She turned and looked over her shoulder at me, clearly surprised. “You didn’t?”
“Nope. I was a little distracted.” The corner of my mouth tipped up.
She blinked at me. “You had it for… six hours yesterday and didn’t open it?”
She meant the time between when she’d slapped the file against my chest in the morgue and when I’d pulled her over.
I shook my head. “I was waiting for you.”
“You were stalking me,” she said, as if the word change was important.
I shrugged, then grinned. “Stalking is the word we use for criminals. I was on a stakeout.”
She laughed and I loved that sound. It went right to my heart, and dick. Hell, I was never going to get enough of her.
“The file’s in the patrol car,” I said eventually. “Give me the highlights.”
I moved to sit beside her. It was early, just after dawn and the snow made everything glisten. It would melt quite a bit today once the sun hit it. Her car was in the drive. I’d have to call Shep and thank him for dropping it off, and for not knocking on the door when he did. It wasn’t like I was gonna answer it, but what guy wanted to be interrupted making his girl come on his face? Pussy juice was the best beard cream around.
“I’m not trained to be a medical examiner,” she admitted. “I’m more the keep-them-alive gal. But since this is a small town, the task falls to me when cases like Lance Mann’s comes in. I admit, when I accepted the role I knew this could be a part of it, but it’s not my favorite.”
I imagined not.
“Okay.” I usually needed tons of caffeine after getting as little sleep as we did, but I was energized.
“Preliminary tox reports I was able to run in the morgue were clean,” she began. Her voice was even. Methodical. I could tell she’d switched intoprofessional mode, even sitting in only my shirt that didn’t hide the fact that she wasn’t wearing a bra beneath. “He hadn’t been drinking and there wasn’t any obvious drugs in his system. But I sent blood, fluid, and tissue samples to Missoula for a full report.”
“Okay, so he didn’t party.”
“His lungs were pretty much a big ashtray. I assume he smoked.”
I huffed. “Oh yeah. Last week before he died, I had to drag his ass to my brother’s place. Long story, but he had two cigarettes before the ride home.”
She made a sound parents made when they were disappointed in their kid. Every child knew that sound.
I jumped right to what I needed to know as sheriff. “Murder?”
She shook her head. “Stroke.”
My eyes widened. “Stroke?”
“Yes. Clear and obvious signs of bleeding on the brain.”
I set my mug down. “He was found at the bottom of a flight of stairs. Couldn’t he have hit his head on the way down a bunch of times?”
She shook her head from side to side as if considering. “Possible. Probable even.”
“Someone could have helped him down the steps.”
“He didn’t die from the fall though,” she clarified. “X-rays showed his femur was broken as well as T6 and T7 vertebrae in his back. A broken leg and back would’ve meant a tough recovery, but both are survivable.”

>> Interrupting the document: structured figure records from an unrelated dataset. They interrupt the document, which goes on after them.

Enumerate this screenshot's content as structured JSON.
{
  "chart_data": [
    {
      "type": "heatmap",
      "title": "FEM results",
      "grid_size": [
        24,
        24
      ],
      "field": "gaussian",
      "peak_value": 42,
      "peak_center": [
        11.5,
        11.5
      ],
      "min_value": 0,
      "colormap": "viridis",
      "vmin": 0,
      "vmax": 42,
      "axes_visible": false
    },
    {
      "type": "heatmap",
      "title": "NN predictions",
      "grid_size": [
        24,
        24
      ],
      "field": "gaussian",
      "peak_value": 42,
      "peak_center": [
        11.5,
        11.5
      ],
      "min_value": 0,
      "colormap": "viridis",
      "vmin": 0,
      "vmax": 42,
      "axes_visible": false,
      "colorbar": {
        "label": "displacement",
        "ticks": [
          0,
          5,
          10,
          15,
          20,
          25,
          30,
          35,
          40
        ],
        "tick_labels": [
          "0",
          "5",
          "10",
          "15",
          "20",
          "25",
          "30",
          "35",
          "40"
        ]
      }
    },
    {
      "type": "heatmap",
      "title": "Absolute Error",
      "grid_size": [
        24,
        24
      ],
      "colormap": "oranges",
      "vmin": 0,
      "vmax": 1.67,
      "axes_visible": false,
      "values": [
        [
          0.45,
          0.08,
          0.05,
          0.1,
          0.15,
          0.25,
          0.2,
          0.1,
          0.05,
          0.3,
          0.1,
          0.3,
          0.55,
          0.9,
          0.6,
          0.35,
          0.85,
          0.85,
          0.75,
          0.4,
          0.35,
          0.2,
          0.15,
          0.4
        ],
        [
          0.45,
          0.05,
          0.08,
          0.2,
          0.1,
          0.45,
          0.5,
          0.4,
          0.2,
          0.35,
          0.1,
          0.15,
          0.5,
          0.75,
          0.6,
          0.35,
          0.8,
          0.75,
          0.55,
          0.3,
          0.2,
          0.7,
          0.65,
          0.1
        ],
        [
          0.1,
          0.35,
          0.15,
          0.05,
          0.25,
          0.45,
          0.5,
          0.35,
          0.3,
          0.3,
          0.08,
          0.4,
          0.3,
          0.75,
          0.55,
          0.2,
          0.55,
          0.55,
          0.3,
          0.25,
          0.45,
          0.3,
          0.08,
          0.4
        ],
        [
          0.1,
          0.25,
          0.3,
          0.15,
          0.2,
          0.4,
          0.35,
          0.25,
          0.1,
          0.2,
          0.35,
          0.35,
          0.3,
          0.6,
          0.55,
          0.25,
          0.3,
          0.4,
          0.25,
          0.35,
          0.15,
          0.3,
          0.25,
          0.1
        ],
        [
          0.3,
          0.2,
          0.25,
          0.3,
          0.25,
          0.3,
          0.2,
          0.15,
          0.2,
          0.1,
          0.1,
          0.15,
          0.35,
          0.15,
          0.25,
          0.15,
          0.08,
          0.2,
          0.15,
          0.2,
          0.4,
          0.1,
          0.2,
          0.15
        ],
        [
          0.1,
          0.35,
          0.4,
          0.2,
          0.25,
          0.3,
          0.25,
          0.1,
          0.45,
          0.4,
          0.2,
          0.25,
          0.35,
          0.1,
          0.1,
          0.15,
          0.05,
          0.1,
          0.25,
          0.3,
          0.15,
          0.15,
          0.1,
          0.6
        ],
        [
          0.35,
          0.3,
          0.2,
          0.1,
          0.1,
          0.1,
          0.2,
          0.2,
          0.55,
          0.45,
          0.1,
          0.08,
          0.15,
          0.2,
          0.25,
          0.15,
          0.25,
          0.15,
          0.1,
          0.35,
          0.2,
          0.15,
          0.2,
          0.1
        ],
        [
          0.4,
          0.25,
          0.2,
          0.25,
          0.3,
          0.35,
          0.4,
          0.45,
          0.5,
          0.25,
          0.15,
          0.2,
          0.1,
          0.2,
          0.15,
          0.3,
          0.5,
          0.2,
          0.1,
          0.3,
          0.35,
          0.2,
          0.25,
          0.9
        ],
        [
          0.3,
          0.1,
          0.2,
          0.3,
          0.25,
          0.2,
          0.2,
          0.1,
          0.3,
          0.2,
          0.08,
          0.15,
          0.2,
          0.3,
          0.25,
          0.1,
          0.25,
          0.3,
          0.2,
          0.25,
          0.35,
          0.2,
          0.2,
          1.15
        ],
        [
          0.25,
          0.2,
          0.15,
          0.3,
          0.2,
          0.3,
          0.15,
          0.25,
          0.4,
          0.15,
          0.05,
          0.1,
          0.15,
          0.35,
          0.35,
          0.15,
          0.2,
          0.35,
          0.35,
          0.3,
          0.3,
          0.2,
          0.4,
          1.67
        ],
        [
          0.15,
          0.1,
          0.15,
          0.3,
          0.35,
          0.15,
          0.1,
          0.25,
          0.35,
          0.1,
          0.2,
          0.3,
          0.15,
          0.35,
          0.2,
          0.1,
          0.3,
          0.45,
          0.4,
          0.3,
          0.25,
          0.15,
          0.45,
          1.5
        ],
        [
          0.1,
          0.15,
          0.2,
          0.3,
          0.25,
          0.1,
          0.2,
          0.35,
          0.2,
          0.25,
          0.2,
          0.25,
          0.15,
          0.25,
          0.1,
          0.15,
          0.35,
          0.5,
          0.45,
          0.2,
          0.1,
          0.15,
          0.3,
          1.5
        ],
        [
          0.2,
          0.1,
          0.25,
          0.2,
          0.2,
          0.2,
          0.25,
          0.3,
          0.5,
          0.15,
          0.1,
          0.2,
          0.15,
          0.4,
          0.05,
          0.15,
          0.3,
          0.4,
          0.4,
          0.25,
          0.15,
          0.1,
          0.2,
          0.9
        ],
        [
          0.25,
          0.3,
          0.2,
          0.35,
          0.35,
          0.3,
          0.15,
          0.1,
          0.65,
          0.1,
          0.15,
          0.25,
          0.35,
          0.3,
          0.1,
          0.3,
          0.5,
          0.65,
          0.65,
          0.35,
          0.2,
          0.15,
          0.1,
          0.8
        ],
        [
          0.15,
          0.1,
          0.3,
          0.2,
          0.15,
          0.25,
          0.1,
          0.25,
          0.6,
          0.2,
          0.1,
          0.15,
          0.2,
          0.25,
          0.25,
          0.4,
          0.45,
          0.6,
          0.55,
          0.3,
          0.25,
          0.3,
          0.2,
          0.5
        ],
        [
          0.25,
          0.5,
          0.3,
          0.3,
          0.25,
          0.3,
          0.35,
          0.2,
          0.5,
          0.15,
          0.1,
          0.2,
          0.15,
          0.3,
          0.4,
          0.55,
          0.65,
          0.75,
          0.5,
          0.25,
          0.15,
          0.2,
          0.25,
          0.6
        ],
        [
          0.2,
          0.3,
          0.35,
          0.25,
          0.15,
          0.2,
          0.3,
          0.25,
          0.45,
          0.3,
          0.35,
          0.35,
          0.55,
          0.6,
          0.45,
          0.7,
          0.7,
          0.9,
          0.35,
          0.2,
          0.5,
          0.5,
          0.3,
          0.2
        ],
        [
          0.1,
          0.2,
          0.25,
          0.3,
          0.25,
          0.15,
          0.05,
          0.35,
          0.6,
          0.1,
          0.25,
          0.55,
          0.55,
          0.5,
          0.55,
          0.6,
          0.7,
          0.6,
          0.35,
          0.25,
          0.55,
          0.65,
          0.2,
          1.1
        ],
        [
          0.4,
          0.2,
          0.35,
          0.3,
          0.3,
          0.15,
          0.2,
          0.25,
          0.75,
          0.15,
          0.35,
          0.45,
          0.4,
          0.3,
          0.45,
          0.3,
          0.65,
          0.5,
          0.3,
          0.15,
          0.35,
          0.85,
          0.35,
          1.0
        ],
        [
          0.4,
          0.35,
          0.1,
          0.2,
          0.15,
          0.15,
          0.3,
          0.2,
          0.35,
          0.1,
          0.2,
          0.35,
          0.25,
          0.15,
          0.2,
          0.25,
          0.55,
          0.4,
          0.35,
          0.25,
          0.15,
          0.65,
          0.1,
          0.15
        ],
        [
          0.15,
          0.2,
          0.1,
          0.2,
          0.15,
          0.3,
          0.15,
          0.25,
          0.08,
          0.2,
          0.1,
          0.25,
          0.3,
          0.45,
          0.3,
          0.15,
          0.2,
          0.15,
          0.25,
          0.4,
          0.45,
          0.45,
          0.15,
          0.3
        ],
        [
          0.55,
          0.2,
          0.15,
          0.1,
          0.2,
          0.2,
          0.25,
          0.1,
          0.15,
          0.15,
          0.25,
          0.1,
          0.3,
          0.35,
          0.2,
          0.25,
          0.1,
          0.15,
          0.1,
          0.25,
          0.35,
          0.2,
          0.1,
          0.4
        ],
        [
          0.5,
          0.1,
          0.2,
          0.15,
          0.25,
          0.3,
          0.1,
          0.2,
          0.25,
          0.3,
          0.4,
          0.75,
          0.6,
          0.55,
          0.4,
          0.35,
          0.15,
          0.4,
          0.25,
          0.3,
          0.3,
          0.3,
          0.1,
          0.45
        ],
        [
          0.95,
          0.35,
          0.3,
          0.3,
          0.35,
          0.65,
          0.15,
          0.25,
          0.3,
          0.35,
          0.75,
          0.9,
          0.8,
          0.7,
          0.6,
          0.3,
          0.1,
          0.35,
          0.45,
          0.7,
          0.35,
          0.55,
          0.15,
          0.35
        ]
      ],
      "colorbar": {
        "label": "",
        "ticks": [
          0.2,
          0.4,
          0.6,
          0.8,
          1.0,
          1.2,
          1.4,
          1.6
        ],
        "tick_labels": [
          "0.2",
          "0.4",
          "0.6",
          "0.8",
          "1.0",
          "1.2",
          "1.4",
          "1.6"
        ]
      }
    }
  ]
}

I leaned forward, set my elbows on the table. “You’re telling me Lance Mann had a stroke and fell down the steps because of it?” I couldn’t believe it. Well, I could, but it was crazy. I was sure Conrad Trout had pushed him–or had someone do it for him–because he wanted the guy dead for fucking him over in their ridiculously illegal arranged marriage plan that failed. Ellie, Trig’s new wife, was Mann’s daughter and was the sole heir of the estate, meaning the Rocking M Ranch and the money Trout had forked over for her.
He was one pissed off asshole.
“Yes.” She nodded definitively. “My report, though, was also sent to Missoula for review. The body will remain in the morgue until the chief medical examiner there clears it. Like you said, you’re thinking this was a murder, so I want to ensure my findings are solid.”
“Well shit,” I muttered. There was no murderer in Devil’s Ditch after all. Conrad Trout was an asshole,but he hadn’t killed Ellie’s father. No one had. “I need to see my brother, and you’re coming with me.”